Pasó mal la mañana, pues era incapaz de prestar la mínima atención a nada. Tenía la cabeza como un tambor, como si hubiera pasado la noche de copas y estuviere ahora bajo los efectos de una feroz resaca, pues en su mente sólo una idea había, una idea con nombre propio: Tomás, Tomás, Tomás…

Ella, Magda era la obsesión del joven que proclamaba amarla, Tomás, pero ahora Tomás se estaba convirtiendo en su propia obsesión, pues era incapaz de pensar en nada que no fuera ese joven que, no le cabía ya duda alguna, la quería de verdad, con absoluto desinterés, un desinterés que incluso llegaba a no haber querido, ni por un instante, tomar su cuerpo. Eso era algo absolutamente nuevo para Magda, encontrarse con un hombre que la respetara hasta tal punto, que dijera que se contentaba con, más que mirarla, admirarla, adorarla como a una diosa lejana, inalcanzable. Y eso le gustaba, le gustaba sentirse respetada pero, sobre todo, querida. Era la primera vez que sentía el cariño, el afecto de alguien y Tomás el primer hombre que la quisiera, no solamente la deseara, como con todos los demás le sucediera. Pero ella había pagado esa generosidad haciendo daño al “chico”. Eso, ahora, la trastornaba.

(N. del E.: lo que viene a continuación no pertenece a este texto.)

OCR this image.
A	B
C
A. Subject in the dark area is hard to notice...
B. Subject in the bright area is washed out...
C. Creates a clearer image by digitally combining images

Poco después del mediodía ya no pudo más y, diciendo que se encontraba mal, se fue a casa. Durmió un poco y a última hora de la tarde, sobre las siete, se presentó en la consulta del médico. Alegó problemas transitorios, una noche de arcadas sin motivo aparente, pero que la mantuvieron en el baño con intermitentes vomitonas y un consecuente mal cuerpo general que la obligó a dejar el trabajo aquella mañana. Vamos, que se encontraba hecha polvo, cosa nada lejana a la verdad, aunque por motivos muy diferentes a los declarados. El médico no era de esos más bien un tanto inflexibles, como son los de la Seguridad Social, sino un doctor de la Compañía Médica incluida en los Servicios Sociales de la empresa donde trabajaba, cuyas “bajas temporales” en la empresa valían tanto como las de la Seguridad Social pues era la Mutua de la empresa y también cubría tales bajas, como sucede, por ejemplo, con las Mutualidades de los Funcionarios del Estado, pero cuyos médicos eran menos “pejigueros” , lo que le valió una baja médica por tres días.

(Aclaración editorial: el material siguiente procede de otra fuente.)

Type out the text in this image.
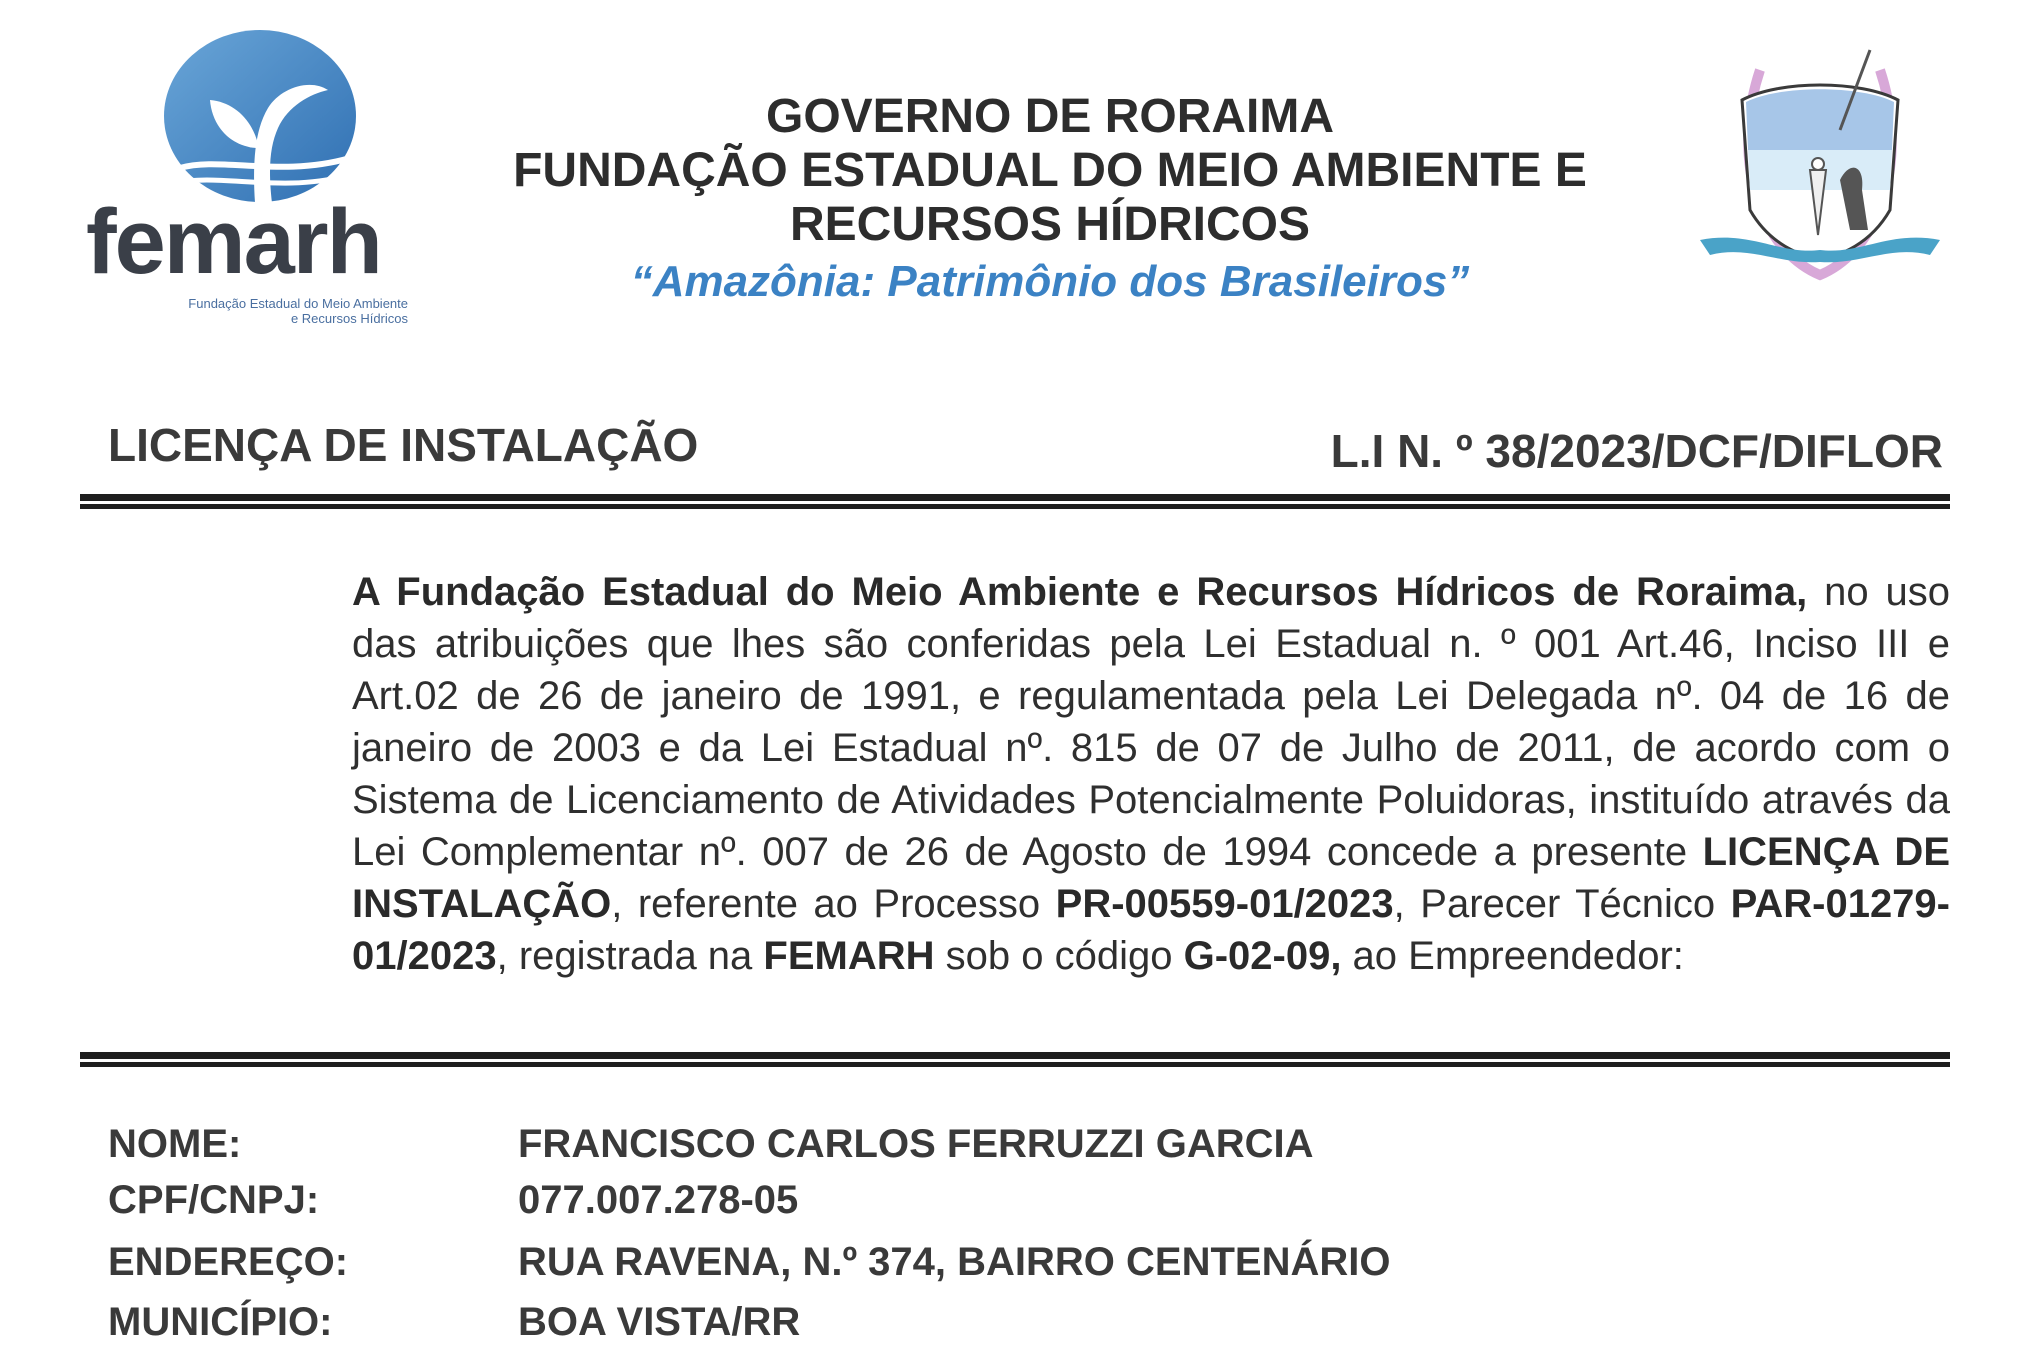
femarh
Fundação Estadual do Meio Ambiente
e Recursos Hídricos
GOVERNO DE RORAIMA
FUNDAÇÃO ESTADUAL DO MEIO AMBIENTE E
RECURSOS HÍDRICOS
“Amazônia: Patrimônio dos Brasileiros”
LICENÇA DE INSTALAÇÃO	L.I N. º 38/2023/DCF/DIFLOR
A Fundação Estadual do Meio Ambiente e Recursos Hídricos de Roraima, no uso das atribuições que lhes são conferidas pela Lei Estadual n. º 001 Art.46, Inciso III e Art.02 de 26 de janeiro de 1991, e regulamentada pela Lei Delegada nº. 04 de 16 de janeiro de 2003 e da Lei Estadual nº. 815 de 07 de Julho de 2011, de acordo com o Sistema de Licenciamento de Atividades Potencialmente Poluidoras, instituído através da Lei Complementar nº. 007 de 26 de Agosto de 1994 concede a presente LICENÇA DE INSTALAÇÃO, referente ao Processo PR-00559-01/2023, Parecer Técnico PAR-01279-01/2023, registrada na FEMARH sob o código G-02-09, ao Empreendedor:
NOME:	FRANCISCO CARLOS FERRUZZI GARCIA
CPF/CNPJ:	077.007.278-05
ENDEREÇO:	RUA RAVENA, N.º 374, BAIRRO CENTENÁRIO
MUNICÍPIO:	BOA VISTA/RR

Aquella misma noche, Magda fue a la cafetería donde la tarde anterior estuviera con Tomás. Allí revivió los momentos que junto al “chico” transcurrieran, recordando así mismo los que sucedieron a los de la tarde, cuando con Tomás subió a su apartamento. Cuando tanto daño causara al muchacho. Involuntariamente, eso sí, pues en ningún momento pretendió ofenderle, menos aún humillarle, pero el resultado práctico fue el daño y la humillación del pobre chaval, cosa que ahora le pesaba sobremanera.

En aquellos momentos, no sabía ni lo que daría por que aquello no hubiera sucedido; ni sabía qué hubiera dado por que el tiempo pudiera volverse atrás, regresar, como por acto de magia, al momento en que se encontraron los dos en la cafetería; o al momento en que los dos, Tomás y ella misma, entraron en el apartamento.

De pronto se encontró preguntándose:

  • Magda, ¿Qué harías si, por ensalmo y sabiendo lo que realmente ayer ocurrió, te vieras ahora mismo entrando con él en el apartamento, tal y como ayer hiciste? ¿Si, por así decirlo, Dios, el Destino o lo que sea te diera una segunda oportunidad?

Fue incapaz de responderse con una mínima seguridad pues, de las posibilidades que a su mente vinieron, una la asustaba de verdad. En cualquier caso, una cosa estaba muy, muy clara para ella: A las horas que pasó en compañía de Tomás en la cafetería no renunciaba en modo alguno. Si había algo de lo que estuviera  segura de verdad, era de no arrepentirse de haber conocido al muchacho.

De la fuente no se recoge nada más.